O engano foi corrigido, mas ninguém soube explicar como ocorreu: por que o pedreiro teria reconhecido um defunto fisicamente diferente de seu filho e, mais do que qualquer coisa, por que ele teria achado que o rapaz estava morto?
Sob a luz da razão, dá para entender? Não é mais fácil justificar que nós somos um povo de artistas?

9 comentários:

Unknown disse...

Convenhamos o pessoal do IML também deve ter uma vávula atrasada. Não?
O pai nem se fala, ou estava bêbado ou é louco mesmo!
Betinho Hirtz

Anônimo disse...

ah, sei la.. ele devia estar passando por la, viu um defuntinho meio sozinho, se comoveu e resolveu adotar...

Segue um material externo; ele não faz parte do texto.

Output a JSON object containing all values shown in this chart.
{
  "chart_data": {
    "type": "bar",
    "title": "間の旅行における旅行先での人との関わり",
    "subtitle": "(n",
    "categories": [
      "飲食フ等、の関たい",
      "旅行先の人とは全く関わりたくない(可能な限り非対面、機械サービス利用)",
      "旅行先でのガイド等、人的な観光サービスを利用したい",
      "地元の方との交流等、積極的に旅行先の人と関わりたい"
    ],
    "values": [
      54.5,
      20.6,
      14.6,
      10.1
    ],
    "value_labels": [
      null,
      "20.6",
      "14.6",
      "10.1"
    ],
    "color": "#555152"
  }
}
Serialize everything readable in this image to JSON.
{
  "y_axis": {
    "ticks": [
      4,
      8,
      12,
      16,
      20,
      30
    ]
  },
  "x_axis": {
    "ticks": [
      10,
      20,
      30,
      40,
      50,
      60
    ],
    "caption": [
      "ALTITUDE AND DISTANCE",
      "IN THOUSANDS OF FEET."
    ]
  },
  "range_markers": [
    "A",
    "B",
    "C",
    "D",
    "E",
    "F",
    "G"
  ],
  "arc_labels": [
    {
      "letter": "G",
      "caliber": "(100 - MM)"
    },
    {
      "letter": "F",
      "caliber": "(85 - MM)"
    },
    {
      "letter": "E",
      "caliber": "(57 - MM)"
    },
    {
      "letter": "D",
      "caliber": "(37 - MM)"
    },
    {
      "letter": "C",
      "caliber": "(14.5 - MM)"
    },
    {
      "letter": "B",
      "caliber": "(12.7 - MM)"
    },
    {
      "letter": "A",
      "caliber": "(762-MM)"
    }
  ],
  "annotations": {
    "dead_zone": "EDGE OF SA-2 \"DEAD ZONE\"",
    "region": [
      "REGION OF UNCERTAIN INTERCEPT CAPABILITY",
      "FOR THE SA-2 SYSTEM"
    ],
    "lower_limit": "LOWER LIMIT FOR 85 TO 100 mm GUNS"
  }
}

Aqui nos USA a jocozice é ainda pior, o atraso cultural nem se fala.. quanto mais desenvolvido por um lado, mais retrogrado e conservador do outro.

Anônimo disse...

O brasileiro é criativo: resolveu fazer um enterro, não tinha defunto, arrumou um... Quando você quer fazer uma festa e falta motivo, você não arruma? Então...

Prozac

Marco Antonio Zanfra disse...

Pois é, o brasileiro arruma um jeito para tudo: quem sabe o pedreiro não estava querendo arranjar motivo para encher a cara? Quer desculpa melhor para embebedar-se do que a trágica morte de um filho, afogado na flor da idade? E, como o filho foi desnaturado a ponto de não morrer, ele teve de adotar outro para servir de defunto pranteado. Tudo muito lógico, dentro da lógica brasileira.

Bonassoli disse...

Zanfra, não se acanhe sobre os comentários. A fase é ruim, mas passa.

Abraço.

Anônimo disse...

Oi Zanfra, apesar da demora, vou comentar sobre mais um caso inusitado... Eu acredito que todos devem se perguntar o que levou o pedreiro acreditar que era o seu filho? Assim como o caso Isabella e do Austríaco, como acreditar que pessoas "normais" possam fazer estas coisas? Você meu amigo que é atuante na área policial talvez possa nos dar uma resposta... ou não!

Eliz.

Marco Antonio Zanfra disse...

... ou não!

Fabiano Marques disse...

Uma história digna de Nelson Rodrigues. Aliás, naquela equipe e roteiristas do Senhor, ele, o Nelson, deve ser o cabeça.
abrassssssssssss

fábio mello disse...

Isso me lembra um caso parecido que aconteceu na Bahia, não sei se é verídico. "Defunto levanta do caixão e velório termina em forró", estampou um jornal em letras garrafais. A manchete fala por si só. Mais Brasil, impossível.